White and Blackmun declined to reach the issue of whether Massachusetts could limit distribution of contraceptives only to
married couples. They argued that Massachusetts had asserted an implausible health rationale for limiting distribution of vaginal
foam to licensed pharmacists or physicians.
Chief Justice Burger dissented alone, arguing that there were no conclusive findings available to the Court on the health
risks of vaginal foam since that issue had not been presented to the lower courts, and thus no basis for the Court's finding that
the Massachusetts statute served no public health interest. Burger also held that the Massachusetts statute independently
advanced the state's interest in ensuring couples receive informed medical advice on contraceptives.
Brennan's ruling recognizing rights of single people to procreate vel non (or not) on the same basis as married couples
was not immediately taken to its logical conclusion: all sex between consenting adults is constitutionally protected. Carey v.

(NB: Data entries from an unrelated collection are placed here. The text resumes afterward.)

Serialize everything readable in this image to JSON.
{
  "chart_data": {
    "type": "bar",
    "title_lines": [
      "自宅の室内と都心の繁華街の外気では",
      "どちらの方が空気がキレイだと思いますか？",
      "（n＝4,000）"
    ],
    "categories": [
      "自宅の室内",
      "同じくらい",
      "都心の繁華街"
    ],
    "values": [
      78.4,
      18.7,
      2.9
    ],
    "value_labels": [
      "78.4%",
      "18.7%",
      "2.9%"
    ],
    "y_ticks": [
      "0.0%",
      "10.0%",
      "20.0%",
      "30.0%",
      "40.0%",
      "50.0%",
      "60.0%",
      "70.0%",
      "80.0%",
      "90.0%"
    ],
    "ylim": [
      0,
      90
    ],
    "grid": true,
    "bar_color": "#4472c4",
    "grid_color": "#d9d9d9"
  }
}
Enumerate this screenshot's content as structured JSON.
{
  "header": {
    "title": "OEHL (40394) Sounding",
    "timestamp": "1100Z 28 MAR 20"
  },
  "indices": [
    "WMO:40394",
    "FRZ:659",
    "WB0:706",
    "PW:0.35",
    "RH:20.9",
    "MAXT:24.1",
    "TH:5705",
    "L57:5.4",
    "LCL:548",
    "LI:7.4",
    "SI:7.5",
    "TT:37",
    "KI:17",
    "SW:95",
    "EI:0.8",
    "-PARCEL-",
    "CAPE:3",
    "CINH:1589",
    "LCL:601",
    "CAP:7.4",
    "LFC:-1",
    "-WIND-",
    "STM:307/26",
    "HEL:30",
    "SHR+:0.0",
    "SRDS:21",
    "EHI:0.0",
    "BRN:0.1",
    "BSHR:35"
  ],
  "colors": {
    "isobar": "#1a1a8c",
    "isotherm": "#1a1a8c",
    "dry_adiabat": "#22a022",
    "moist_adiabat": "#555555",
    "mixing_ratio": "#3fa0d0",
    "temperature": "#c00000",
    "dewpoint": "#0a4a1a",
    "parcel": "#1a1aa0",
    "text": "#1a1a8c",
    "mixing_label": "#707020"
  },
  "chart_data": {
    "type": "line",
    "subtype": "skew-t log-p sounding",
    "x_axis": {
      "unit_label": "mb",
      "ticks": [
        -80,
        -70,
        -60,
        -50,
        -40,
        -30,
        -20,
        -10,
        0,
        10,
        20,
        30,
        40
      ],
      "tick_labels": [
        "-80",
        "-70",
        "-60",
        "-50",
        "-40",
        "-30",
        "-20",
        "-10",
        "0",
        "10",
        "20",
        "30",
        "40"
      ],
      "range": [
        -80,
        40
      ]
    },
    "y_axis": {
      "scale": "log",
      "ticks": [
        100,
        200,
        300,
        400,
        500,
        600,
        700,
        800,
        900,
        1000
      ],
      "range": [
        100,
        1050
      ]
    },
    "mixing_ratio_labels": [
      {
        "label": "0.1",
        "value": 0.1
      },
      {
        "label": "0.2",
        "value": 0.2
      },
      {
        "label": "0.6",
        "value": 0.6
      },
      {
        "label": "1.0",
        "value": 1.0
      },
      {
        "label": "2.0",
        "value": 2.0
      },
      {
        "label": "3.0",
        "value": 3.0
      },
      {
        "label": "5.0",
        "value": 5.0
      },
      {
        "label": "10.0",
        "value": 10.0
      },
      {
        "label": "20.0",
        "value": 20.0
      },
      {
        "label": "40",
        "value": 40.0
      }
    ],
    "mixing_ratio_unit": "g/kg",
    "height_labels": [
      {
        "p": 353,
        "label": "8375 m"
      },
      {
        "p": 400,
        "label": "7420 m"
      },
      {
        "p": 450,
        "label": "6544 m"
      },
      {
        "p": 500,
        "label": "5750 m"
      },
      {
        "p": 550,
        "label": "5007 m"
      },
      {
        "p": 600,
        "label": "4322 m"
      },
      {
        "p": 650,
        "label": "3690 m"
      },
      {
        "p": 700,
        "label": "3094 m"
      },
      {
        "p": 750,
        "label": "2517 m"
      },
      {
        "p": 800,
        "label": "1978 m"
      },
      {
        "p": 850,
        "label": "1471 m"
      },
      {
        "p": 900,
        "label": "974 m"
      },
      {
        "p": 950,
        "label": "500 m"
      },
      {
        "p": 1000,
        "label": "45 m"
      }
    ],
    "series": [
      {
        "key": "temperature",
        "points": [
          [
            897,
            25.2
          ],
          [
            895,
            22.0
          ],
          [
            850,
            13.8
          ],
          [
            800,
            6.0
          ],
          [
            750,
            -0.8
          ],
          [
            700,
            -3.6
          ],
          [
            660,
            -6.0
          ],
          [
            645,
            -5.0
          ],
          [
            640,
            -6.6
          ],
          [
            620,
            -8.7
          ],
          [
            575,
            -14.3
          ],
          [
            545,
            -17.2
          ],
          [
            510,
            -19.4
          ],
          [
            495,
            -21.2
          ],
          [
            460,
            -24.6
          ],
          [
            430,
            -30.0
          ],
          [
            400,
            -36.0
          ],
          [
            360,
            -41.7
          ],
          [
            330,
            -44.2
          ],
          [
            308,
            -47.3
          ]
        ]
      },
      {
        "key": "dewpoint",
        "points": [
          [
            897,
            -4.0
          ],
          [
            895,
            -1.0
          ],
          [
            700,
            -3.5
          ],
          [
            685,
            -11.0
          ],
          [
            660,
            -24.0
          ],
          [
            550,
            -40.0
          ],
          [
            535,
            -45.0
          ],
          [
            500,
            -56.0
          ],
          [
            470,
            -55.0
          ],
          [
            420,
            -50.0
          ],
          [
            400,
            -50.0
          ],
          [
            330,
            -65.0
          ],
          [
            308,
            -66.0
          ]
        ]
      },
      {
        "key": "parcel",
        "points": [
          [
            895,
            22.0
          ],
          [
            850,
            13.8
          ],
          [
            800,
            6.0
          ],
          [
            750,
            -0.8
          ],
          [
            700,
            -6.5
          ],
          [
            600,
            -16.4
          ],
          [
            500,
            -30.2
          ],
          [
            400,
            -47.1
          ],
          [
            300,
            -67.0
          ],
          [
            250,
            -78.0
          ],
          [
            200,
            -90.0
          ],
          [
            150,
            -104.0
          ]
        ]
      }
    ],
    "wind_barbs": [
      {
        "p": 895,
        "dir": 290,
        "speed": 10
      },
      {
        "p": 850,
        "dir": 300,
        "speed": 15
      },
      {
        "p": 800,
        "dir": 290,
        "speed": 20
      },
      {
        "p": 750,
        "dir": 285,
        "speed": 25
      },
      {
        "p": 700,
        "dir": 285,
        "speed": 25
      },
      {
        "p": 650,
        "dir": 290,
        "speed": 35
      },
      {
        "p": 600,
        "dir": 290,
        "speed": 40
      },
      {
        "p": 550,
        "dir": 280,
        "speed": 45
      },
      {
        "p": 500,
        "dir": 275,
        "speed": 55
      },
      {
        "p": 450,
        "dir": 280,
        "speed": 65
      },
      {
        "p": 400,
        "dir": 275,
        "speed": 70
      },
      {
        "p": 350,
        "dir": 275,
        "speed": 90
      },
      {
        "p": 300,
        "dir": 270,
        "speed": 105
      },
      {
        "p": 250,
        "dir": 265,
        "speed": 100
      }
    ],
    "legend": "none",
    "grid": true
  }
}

Population Services, decided in 1977, struck down a New York law forbidding distribution of
contraceptives to those under 16 but failed to produce a majority opinion and thus is not widely cited. Bowers v. Hardwick in 1986 rejected the claim of homosexuals (and
perhaps heterosexuals) to a fundamental right to engage in sodomy in part on the grounds that
sodomy was not procreative. However, 2003's Lawrence v.
Texas overruled Bowers, citing Eisenstadt in support of this ruling, and recognized that consenting
adults had a right to engage in private, non-procreative, non-incestuous, non-commercial sexual intercourse.